We don’t often think of “flapper fiction” as a genre, and this is due, I think, to a few factors, the first of which is because literary history is for the most part lazy; it always falls back on the same few texts and authors that have been canonized. This is why flapper fiction is for the most part restricted to F. Scott and Zelda Fitzgerald, Dorothy Parker, Anita Loos’s Gentlemen Prefer Blondes, and Hemingway’s Brett Ashley in The Sun Also Rises or Faulkner’s Temple Drake in Sanctuary. More recently (and happily), Nella Larson’s Passing has joined the ranks. But these instances are just a small percentage of a much, much larger body of flapper fiction that filled the newsstands and best-seller lists between, roughly, the late 1910s and early 1930s. In fact, it can be argued that Fitzgerald, who was an astute reader of the magazine market (as were Hemingway and Faulkner), was tapping in to a much larger existing genre of popular literature; that Parker’s stories and vignettes are often reacting to and commenting upon flapper tropes that stemmed from popular literature (“The Mantle of Whistler,” for example); that Loos’s Gentlemen Prefer Blondes was itself a satire of popular confessionals of the day. In other words, much of the literature that has become synonymous with the flapper is actually part of and a reaction to a larger existing genre, largely ignored.

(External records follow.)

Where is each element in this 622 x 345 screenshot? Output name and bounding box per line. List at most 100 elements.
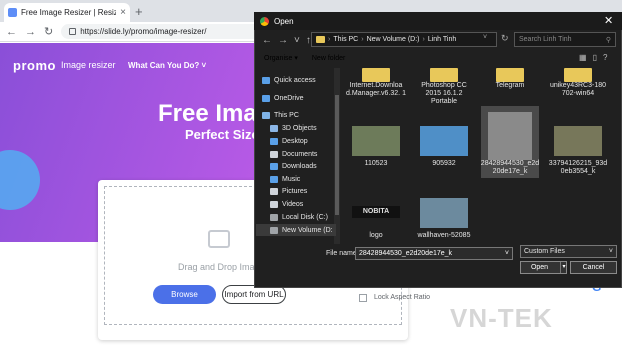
image-thumbnail[interactable]: NOBITA bbox=[352, 206, 400, 218]
lock-icon bbox=[69, 28, 77, 35]
forward-icon[interactable]: → bbox=[25, 26, 36, 38]
breadcrumb-this-pc[interactable]: This PC bbox=[333, 36, 358, 43]
recent-locations-icon[interactable]: ˅ bbox=[294, 35, 300, 46]
folder-icon[interactable] bbox=[362, 68, 390, 82]
breadcrumb-new-volume[interactable]: New Volume (D:) bbox=[367, 36, 420, 43]
nav-item[interactable]: New Volume (D: bbox=[256, 224, 336, 236]
image-thumbnail[interactable] bbox=[420, 126, 468, 156]
back-icon[interactable]: ← bbox=[262, 35, 272, 46]
nav-item[interactable]: Documents bbox=[256, 148, 336, 160]
file-label[interactable]: 28428944530_e2d 20de17e_k bbox=[480, 160, 540, 176]
lock-aspect-checkbox[interactable] bbox=[359, 294, 367, 302]
file-label[interactable]: 110523 bbox=[346, 160, 406, 168]
nav-item-icon bbox=[262, 94, 270, 102]
nav-item-label: Documents bbox=[282, 150, 318, 158]
search-placeholder: Search Linh Tinh bbox=[519, 36, 572, 43]
file-label[interactable]: wallhaven-52085 bbox=[414, 232, 474, 240]
image-icon bbox=[208, 230, 230, 248]
nav-item[interactable]: Desktop bbox=[256, 135, 336, 147]
file-label[interactable]: unikey43RC3-180 702-win64 bbox=[548, 82, 608, 98]
nav-item-icon bbox=[270, 162, 278, 170]
organise-button[interactable]: Organise ▾ bbox=[264, 54, 298, 62]
open-dropdown-icon[interactable]: ▾ bbox=[560, 262, 567, 273]
promo-logo[interactable]: promo bbox=[13, 58, 56, 73]
tab-title: Free Image Resizer | Resize Your I bbox=[21, 8, 117, 17]
nav-item[interactable]: Local Disk (C:) bbox=[256, 211, 336, 223]
lock-aspect-label: Lock Aspect Ratio bbox=[374, 294, 431, 301]
cancel-button[interactable]: Cancel bbox=[570, 261, 617, 274]
nav-item[interactable]: This PC bbox=[256, 109, 336, 121]
folder-icon[interactable] bbox=[496, 68, 524, 82]
navigation-pane: Quick access OneDrive This PC 3D Objects Des… bbox=[256, 68, 336, 244]
view-options-icon[interactable]: ▦ bbox=[579, 53, 587, 62]
nav-item-icon bbox=[270, 124, 278, 132]
refresh-icon[interactable]: ↻ bbox=[501, 33, 509, 44]
nav-item-label: Local Disk (C:) bbox=[282, 213, 328, 221]
search-icon: ⚲ bbox=[605, 36, 611, 44]
nav-item[interactable]: Videos bbox=[256, 198, 336, 210]
file-label[interactable]: 33794126215_93d 0eb3554_k bbox=[548, 160, 608, 176]
nav-what-can-you-do[interactable]: What Can You Do? ˅ bbox=[128, 61, 206, 70]
nav-item-icon bbox=[270, 137, 278, 145]
dialog-titlebar: Open bbox=[254, 12, 622, 30]
nav-item[interactable]: Downloads bbox=[256, 160, 336, 172]
dialog-search-input[interactable]: Search Linh Tinh ⚲ bbox=[514, 32, 616, 47]
dialog-title: Open bbox=[274, 16, 294, 26]
chrome-icon bbox=[260, 16, 269, 26]
nav-item-label: Downloads bbox=[282, 162, 317, 170]
chevron-down-icon: ˅ bbox=[608, 248, 613, 255]
chevron-down-icon[interactable]: ˅ bbox=[505, 250, 509, 257]
drop-zone-text: Drag and Drop Imag bbox=[178, 262, 260, 272]
nav-item[interactable]: Pictures bbox=[256, 185, 336, 197]
nav-item[interactable]: OneDrive bbox=[256, 92, 336, 104]
new-tab-button[interactable]: + bbox=[135, 4, 143, 19]
image-thumbnail[interactable] bbox=[352, 126, 400, 156]
breadcrumb-linh-tinh[interactable]: Linh Tinh bbox=[428, 36, 456, 43]
reload-icon[interactable]: ↻ bbox=[44, 25, 53, 38]
nav-item-icon bbox=[262, 76, 270, 84]
file-label[interactable]: Photoshop CC 2015 16.1.2 Portable bbox=[414, 82, 474, 106]
file-label[interactable]: Telegram bbox=[480, 82, 540, 90]
folder-icon[interactable] bbox=[430, 68, 458, 82]
dialog-address-bar[interactable]: › This PC › New Volume (D:) › Linh Tinh bbox=[311, 32, 497, 47]
file-name-label: File name: bbox=[326, 250, 359, 257]
nav-item[interactable]: Music bbox=[256, 173, 336, 185]
back-icon[interactable]: ← bbox=[6, 26, 17, 38]
new-folder-button[interactable]: New folder bbox=[312, 55, 345, 62]
nav-item-icon bbox=[270, 213, 278, 221]
close-tab-icon[interactable]: × bbox=[120, 7, 126, 18]
dialog-close-button[interactable]: ✕ bbox=[604, 14, 613, 27]
dialog-command-bar: Organise ▾ New folder bbox=[254, 50, 622, 66]
image-thumbnail[interactable] bbox=[554, 126, 602, 156]
file-label[interactable]: 905932 bbox=[414, 160, 474, 168]
file-label[interactable]: logo bbox=[346, 232, 406, 240]
file-name-input[interactable]: 28428944530_e2d20de17e_k ˅ bbox=[355, 247, 513, 260]
nav-item-label: Pictures bbox=[282, 187, 308, 195]
nav-item[interactable]: Quick access bbox=[256, 74, 336, 86]
browse-button[interactable]: Browse bbox=[153, 285, 216, 304]
nav-item-icon bbox=[270, 175, 278, 183]
folder-icon[interactable] bbox=[564, 68, 592, 82]
help-icon[interactable]: ? bbox=[603, 53, 607, 62]
nav-item[interactable]: 3D Objects bbox=[256, 122, 336, 134]
nav-item-label: Desktop bbox=[282, 137, 308, 145]
nav-item-icon bbox=[270, 187, 278, 195]
preview-pane-icon[interactable]: ▯ bbox=[593, 53, 597, 62]
view-controls: ▦ ▯ ? bbox=[579, 53, 607, 62]
image-thumbnail[interactable] bbox=[488, 112, 532, 160]
nav-item-icon bbox=[270, 150, 278, 158]
nav-item-label: OneDrive bbox=[274, 94, 304, 102]
url-text: https://slide.ly/promo/image-resizer/ bbox=[80, 27, 207, 36]
nav-item-label: Quick access bbox=[274, 76, 316, 84]
file-label[interactable]: Internet.Downloa d.Manager.v6.32. 1 bbox=[346, 82, 406, 98]
forward-icon[interactable]: → bbox=[278, 35, 288, 46]
image-thumbnail[interactable] bbox=[420, 198, 468, 228]
file-name-value: 28428944530_e2d20de17e_k bbox=[359, 250, 453, 257]
browser-tab[interactable]: Free Image Resizer | Resize Your I × bbox=[4, 3, 130, 22]
nav-item-label: Videos bbox=[282, 200, 304, 208]
file-type-value: Custom Files bbox=[524, 248, 565, 255]
favicon-icon bbox=[8, 8, 17, 17]
file-type-select[interactable]: Custom Files ˅ bbox=[520, 245, 617, 258]
nav-item-icon bbox=[270, 200, 278, 208]
address-dropdown-icon[interactable]: ˅ bbox=[483, 34, 487, 41]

The second reason that this genre has been ignored is that it was, by and large, popular fiction and as such doesn’t conform to the literary standards that were established by an academy that relied upon the dynamics of modernism as (among other things) a substantiation of their own literary tastes and professional position. I am of course being reductive here in describing the dynamics of canonization, but the fact remains that the reading material for millions and the work of hundreds of authors, many of whom enjoyed popularity in their time, goes unstudied because it doesn’t conform to the dynamics for close reading established (largely for political reasons) by New Criticism in the mid-20th century (i.e. symbolism, historical tradition, mythic qualities, etc.). Much flapper fiction was published in magazines which were, by and large, concerned with specific formulae, or was written by women authors who were, by and large, ignored until the culture wars of the 1970s. Add to this that much flapper fiction was also working class, whether by subject matter or readership, and you have a combination that ensured the genre’s exclusion from literary history.

It is this exclusion that I hope Where All Good Flappers Go will repair.